When doing research for historical fantasy, however, one often comes across evocative facts that open doors to possibility in the story or close them off. In researching The Glass Magician, I came across the name of a business I found so evocative that I used it in almost every draft of the novel. It sounded right. It was right — a business of that name existed at the right place in the right time period. However, that business still exists to the present day. Using the name of the business, while authentic, would risk jerking a reader who knew the business in a real-world context out of the story. (Using the name of an actual business would probably be foolish on more practical levels, but that’s the one that concerned me.)

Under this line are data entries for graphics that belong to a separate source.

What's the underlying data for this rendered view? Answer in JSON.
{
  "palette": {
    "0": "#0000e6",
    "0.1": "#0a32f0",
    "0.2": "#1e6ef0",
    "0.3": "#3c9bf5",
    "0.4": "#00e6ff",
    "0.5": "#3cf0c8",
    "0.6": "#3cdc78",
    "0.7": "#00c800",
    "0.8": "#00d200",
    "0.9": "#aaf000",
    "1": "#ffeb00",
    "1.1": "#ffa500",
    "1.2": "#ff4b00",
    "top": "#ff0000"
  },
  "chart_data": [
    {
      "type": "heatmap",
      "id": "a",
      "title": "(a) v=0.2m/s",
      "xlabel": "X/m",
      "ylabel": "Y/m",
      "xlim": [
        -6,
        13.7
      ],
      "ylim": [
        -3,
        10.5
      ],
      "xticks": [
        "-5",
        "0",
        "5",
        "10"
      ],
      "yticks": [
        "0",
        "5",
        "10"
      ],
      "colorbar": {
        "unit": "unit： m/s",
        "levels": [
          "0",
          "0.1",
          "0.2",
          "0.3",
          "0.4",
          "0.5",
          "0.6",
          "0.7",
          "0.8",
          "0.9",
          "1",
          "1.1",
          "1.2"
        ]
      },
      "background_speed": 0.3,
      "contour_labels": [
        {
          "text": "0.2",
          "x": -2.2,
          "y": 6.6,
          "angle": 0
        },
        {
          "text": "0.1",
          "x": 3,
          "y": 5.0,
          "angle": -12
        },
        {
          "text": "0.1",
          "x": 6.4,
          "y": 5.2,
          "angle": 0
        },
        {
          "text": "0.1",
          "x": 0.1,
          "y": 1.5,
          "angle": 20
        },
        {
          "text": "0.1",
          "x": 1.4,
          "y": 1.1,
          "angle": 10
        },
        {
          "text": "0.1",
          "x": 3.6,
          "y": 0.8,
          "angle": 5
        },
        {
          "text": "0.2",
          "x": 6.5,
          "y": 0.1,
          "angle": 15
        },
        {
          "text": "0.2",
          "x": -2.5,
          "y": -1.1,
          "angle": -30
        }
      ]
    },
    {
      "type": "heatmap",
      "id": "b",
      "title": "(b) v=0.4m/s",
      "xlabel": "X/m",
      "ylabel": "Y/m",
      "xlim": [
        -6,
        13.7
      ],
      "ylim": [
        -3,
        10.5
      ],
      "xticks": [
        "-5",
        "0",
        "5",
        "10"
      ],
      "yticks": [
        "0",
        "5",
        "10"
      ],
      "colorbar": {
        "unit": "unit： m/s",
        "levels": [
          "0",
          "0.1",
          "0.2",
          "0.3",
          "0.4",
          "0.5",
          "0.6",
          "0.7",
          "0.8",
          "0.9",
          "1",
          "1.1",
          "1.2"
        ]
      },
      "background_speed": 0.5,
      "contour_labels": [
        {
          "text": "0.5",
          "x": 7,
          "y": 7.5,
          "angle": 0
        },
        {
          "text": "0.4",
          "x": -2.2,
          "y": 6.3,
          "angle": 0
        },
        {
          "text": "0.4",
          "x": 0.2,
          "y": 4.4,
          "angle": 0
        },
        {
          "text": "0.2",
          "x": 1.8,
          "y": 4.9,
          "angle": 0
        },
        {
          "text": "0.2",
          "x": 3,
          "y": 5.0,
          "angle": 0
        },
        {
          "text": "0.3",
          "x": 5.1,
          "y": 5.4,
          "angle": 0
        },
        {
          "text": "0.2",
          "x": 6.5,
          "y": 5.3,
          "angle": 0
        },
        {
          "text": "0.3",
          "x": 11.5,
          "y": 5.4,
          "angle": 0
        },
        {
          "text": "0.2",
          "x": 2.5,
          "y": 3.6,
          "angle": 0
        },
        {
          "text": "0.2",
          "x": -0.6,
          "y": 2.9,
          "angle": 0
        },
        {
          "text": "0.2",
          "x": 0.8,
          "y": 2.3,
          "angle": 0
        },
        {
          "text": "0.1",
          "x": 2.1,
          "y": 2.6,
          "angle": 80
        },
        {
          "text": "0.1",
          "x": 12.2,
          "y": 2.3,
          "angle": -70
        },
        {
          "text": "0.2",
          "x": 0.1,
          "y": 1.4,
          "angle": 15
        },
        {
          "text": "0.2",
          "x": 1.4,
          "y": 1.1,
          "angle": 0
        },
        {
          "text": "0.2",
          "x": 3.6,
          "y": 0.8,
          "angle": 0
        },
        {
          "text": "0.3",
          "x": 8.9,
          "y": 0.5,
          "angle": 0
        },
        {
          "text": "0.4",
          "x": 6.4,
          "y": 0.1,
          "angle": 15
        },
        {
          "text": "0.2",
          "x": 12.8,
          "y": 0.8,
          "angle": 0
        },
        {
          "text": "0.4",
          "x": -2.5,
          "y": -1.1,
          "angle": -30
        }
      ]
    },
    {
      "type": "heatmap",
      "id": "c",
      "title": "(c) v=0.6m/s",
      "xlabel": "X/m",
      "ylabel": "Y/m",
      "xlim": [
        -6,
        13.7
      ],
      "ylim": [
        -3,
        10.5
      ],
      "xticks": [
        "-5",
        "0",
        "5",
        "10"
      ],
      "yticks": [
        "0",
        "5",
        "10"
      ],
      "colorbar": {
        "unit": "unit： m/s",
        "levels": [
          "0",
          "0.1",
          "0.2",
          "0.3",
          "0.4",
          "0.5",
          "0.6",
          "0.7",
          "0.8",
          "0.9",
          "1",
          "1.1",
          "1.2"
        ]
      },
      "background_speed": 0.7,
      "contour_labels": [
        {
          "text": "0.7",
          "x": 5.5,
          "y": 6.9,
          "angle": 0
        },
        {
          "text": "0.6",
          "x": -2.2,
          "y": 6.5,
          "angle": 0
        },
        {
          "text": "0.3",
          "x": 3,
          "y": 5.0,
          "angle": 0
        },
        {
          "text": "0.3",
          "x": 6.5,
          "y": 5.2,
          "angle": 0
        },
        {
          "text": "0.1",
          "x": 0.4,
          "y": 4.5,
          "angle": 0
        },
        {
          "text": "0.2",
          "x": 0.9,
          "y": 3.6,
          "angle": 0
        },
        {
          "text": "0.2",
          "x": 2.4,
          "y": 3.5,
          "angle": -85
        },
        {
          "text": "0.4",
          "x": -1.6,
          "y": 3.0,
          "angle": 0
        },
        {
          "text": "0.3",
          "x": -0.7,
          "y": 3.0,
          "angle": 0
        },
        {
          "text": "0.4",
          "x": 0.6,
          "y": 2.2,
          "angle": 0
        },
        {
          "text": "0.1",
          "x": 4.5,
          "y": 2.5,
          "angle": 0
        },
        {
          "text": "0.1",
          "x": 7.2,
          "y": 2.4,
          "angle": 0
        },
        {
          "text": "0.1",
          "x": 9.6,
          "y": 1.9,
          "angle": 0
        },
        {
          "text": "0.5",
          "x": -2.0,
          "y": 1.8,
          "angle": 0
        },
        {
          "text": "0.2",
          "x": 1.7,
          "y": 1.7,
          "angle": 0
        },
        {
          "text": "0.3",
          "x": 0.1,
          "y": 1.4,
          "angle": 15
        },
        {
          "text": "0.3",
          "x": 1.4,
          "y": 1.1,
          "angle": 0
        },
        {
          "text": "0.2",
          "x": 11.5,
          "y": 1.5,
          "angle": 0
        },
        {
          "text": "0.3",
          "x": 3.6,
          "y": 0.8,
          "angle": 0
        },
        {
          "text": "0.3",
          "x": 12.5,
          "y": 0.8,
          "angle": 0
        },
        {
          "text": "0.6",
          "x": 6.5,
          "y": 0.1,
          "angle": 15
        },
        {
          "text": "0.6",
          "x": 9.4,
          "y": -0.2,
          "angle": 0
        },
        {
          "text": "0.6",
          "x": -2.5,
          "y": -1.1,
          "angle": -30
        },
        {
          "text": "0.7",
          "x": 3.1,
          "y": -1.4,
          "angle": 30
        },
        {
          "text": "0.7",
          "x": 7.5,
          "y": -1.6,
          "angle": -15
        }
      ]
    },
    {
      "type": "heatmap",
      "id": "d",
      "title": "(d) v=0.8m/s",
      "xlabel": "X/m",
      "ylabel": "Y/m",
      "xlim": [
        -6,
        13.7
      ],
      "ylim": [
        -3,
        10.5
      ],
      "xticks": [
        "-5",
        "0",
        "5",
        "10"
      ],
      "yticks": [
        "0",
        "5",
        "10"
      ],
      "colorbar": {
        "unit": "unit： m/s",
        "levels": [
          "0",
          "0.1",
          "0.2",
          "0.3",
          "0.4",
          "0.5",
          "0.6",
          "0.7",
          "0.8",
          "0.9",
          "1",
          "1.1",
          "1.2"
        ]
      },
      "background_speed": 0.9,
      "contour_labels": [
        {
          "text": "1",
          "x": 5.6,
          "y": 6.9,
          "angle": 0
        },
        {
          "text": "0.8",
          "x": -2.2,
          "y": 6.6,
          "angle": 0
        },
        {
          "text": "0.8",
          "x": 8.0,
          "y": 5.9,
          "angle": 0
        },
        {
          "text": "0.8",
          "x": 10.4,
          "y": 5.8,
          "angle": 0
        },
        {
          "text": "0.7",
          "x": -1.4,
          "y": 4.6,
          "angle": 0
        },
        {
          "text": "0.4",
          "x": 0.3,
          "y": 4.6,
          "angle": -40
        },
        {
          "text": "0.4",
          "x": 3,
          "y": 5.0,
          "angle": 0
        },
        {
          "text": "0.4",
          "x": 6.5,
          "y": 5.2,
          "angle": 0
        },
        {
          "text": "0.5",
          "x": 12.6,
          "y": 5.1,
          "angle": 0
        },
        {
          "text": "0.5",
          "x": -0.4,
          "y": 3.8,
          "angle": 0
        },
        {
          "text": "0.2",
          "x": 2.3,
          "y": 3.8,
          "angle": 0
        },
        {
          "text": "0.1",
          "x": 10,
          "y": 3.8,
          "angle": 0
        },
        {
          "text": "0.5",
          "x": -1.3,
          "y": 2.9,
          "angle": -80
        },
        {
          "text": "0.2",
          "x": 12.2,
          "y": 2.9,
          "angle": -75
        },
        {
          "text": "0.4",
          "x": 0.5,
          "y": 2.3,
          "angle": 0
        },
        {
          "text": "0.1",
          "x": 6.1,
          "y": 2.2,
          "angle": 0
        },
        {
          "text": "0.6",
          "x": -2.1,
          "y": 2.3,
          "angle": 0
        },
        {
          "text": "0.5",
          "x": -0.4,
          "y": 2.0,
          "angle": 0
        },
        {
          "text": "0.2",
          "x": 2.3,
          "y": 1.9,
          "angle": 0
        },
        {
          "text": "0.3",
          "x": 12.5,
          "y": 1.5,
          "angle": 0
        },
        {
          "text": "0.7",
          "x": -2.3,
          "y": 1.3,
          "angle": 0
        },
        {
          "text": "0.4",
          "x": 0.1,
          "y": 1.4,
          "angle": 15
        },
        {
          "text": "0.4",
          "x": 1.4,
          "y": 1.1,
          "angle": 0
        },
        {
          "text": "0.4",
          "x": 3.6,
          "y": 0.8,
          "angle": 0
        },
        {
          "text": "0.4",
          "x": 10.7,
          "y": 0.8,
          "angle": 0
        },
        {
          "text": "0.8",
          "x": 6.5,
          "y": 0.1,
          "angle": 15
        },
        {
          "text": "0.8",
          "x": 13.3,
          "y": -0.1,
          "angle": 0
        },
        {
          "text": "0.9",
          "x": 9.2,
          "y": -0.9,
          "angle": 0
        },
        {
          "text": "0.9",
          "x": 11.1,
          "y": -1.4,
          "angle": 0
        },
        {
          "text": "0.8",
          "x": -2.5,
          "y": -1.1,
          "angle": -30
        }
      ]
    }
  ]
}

Still, I was in love with that particular business. It served an intrinsic role in the story. So I kept the business, but changed the name. I don’t like the invented name half as well as the real name. But I’ve learned to respect that internal process so mysterious to me, which determines what research has to be in the novel and what research can be left out.
I respect the mystery of research. But I also respect the luck of research. Finding the right fact at the right time is often pure serendipity. But if I’m not looking, I will never notice when I find it.
Caroline Stevermer writes fantasy novels and shelters in place in Minneapolis, Minnesota.